For this piece, I decided to think about a tradition in a new way. I believe a tradition is anything that forms a pattern from when or where or how an event happens. I also believe that not only people have traditions, but also insects. I began to do more research on the life-cycle of the periodical cicada. They live anywhere from 13 to 17 years, but they spend all but about 4 weeks of that time underground feeding on tree roots. One could say that their lives actually start once they come up from the ground and molt. At this point, they are able to fly, sing, mate, eat, and reproduce, until they die. I wrote a lot about anything and everything that came to mind that stemmed from the cicada research. I began to think about it more psychologically, rather than biologically--personifying the cicada. I realized that the life cycle of this insect parallels the life of some humans. They spend their almost all of their life doing the same thing their forefathers did, never venturing out and into the world; probably because of lack of knowledge of the possibilities, of their ability, and for fear of the unknown. I then branched off and turned my thinking upside down, literally. I began to think of the life underground as a positive, rather than a negative. A tree's roots are just as intricate as the tree in open air, the main difference is that instead of air there is earth. It's the same, but different. I remembered a lecture I watched by Douglas Adams, where he explains that while all the different species may live on the same earth, we all inhabit a different universe.

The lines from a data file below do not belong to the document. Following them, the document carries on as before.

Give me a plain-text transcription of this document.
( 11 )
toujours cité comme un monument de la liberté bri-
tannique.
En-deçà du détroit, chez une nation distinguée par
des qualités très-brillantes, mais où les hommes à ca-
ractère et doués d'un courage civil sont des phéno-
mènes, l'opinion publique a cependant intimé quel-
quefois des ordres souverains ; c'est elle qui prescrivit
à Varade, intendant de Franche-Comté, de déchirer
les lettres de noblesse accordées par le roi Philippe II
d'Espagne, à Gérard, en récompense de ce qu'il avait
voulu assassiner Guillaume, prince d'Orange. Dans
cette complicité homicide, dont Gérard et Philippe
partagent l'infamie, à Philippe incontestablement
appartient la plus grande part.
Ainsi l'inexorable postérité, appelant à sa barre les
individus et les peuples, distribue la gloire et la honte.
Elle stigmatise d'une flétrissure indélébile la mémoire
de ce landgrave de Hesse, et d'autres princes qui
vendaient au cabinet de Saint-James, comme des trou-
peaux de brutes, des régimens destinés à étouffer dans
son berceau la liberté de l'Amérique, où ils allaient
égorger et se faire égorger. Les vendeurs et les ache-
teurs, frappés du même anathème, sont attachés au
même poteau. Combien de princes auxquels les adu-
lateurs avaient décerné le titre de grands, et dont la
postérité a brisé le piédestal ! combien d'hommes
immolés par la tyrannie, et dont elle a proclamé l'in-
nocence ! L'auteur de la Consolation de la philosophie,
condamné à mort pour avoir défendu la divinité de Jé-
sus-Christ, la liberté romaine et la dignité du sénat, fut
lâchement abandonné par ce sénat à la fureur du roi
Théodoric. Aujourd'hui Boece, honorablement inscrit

So this living underground is neither positive nor negative, it just is. I realize that there is no way that an individual could ever know exactly what and how another is feeling. Not a human to a cicada or even a human to a human.
With my piece, I decided to translate both the alternate universe in which we all inhabit separately, and the possible blinding effect of our ancestor's way of life.
I couldn't choose just one meaning. This piece means both to me, and possibly something completely different to you.
The piece is wearable. It cuts the wearer off from the rest of his or her surroundings where he or she is put into a sort of claustrophobic darkness but also a blinding comfort. It gives the wearer a sense of what it might be like for a cicada underground and also comments on the binding, blinding way of doing things just like someone else has already done before you.